Face à l’extrême-droitisation du pouvoir

CA 355 décembre 2025

DOSSIER EXTRÊME-DROITE : HISTOIRE D’AMOUR AVEC LE CAPITAL

vendredi 12 décembre 2025, par Courant Alternatif

Cet article est issu du débat que nous avons eu à la Commission Journal. Précisons-en tout de suite l’objet. Notre propos n’était pas celui d’un front anti-fasciste, nos positions à ce sujet ont été rappelées dans le précédent numéro de Courant Alternatif, et encore moins de se lancer dans des prédictions électorales. Il n’était pas non plus de revenir sur la période historique de prises du pouvoir par le mouvement fasciste. C’est d’extrême-droite que nous parlons, qui n’est pas réductible au phénomène historique du fascisme. On doit cependant constater une dérive du pouvoir, des élites et des medias mainstream, vers l’extrême-droite, éventuellement sous couvert d’extrême-centre, et réfléchir aux moyens de s’y opposer.
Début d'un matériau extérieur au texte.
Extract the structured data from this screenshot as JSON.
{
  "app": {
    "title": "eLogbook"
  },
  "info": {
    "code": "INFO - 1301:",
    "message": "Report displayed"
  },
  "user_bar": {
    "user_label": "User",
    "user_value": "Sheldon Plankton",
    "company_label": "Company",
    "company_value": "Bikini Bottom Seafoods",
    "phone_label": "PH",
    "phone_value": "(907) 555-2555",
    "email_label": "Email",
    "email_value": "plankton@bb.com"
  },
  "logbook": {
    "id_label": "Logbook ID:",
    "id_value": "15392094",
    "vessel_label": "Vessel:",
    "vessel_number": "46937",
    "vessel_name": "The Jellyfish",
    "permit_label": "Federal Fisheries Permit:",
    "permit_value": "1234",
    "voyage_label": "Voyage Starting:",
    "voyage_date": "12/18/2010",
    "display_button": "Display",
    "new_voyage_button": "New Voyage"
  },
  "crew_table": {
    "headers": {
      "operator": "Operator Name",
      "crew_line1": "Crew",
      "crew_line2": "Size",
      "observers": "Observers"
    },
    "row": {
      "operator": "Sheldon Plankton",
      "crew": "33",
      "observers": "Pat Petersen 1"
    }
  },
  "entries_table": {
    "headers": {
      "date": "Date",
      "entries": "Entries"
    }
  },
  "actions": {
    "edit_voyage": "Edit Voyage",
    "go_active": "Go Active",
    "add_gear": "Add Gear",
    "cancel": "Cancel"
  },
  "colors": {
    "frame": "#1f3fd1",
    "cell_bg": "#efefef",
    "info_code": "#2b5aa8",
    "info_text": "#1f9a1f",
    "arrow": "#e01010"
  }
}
Y a-t-il une frontière entre l'extrême-droite et la droite ?

Nous pensons que oui, mais il faut d’abord noter qu’il y a un continuum entre les deux, qui explique d’ailleurs pourquoi franchir la frontière semble si facile. Résumé très brièvement, les deux ont en commun une vision autoritariste de la société et de s’appuyer sur des valeurs réactionnaires, notamment patriarcales et coloniales donc fondamentalement racistes, sexistes et homophobes, extractivistes, et de se référer à « la loi et l’ordre ».
Il y a cependant une différence importante, c’est le rejet de la démocratie parlementaire bourgeoise et des droits et libertés formelles qui vont avec. Certes, la démocratie représentative n’est qu’une modalité de la dictature de la bourgeoisie. Mais si, ça fait une différence de vivre dans une dictature ou de vivre dans une démocratie. Certes, la Vème République n’est pas complètement une démocratie parlementaire comme ça avait été dénoncé par un certain Mitterrand François avant qu’il ne devienne calife à la place du calife. Certes, ce n’est pas complètement une démocratie quand on voit à quel point le résultat des votes est méprisé lorsqu’il ne sied pas au pouvoir en place (referendum sur l’Europe, résultat des dernières législatives…).
Mais lorsqu’un sinistre de l’intérieur se permet ouvertement de se proclamer pour « la fin de l’état de droit », on peut frémir. Et se redemander où est la frontière entre la droite et l’extrême-droite. En tous les cas, c’est un des nombreux signes de l’extrême-droitisation du pouvoir, phénomène entamé depuis plusieurs années (usage du couvre-feu colonial pendant les émeutes, intégration des mesures d’exception anti-terroristes dans la législation ordinaire, criminalisation de plus en plus intense de toute opposition, contournement et piétinement des contre-pouvoirs médiatiques, associatifs, syndicaux et parlementaires…).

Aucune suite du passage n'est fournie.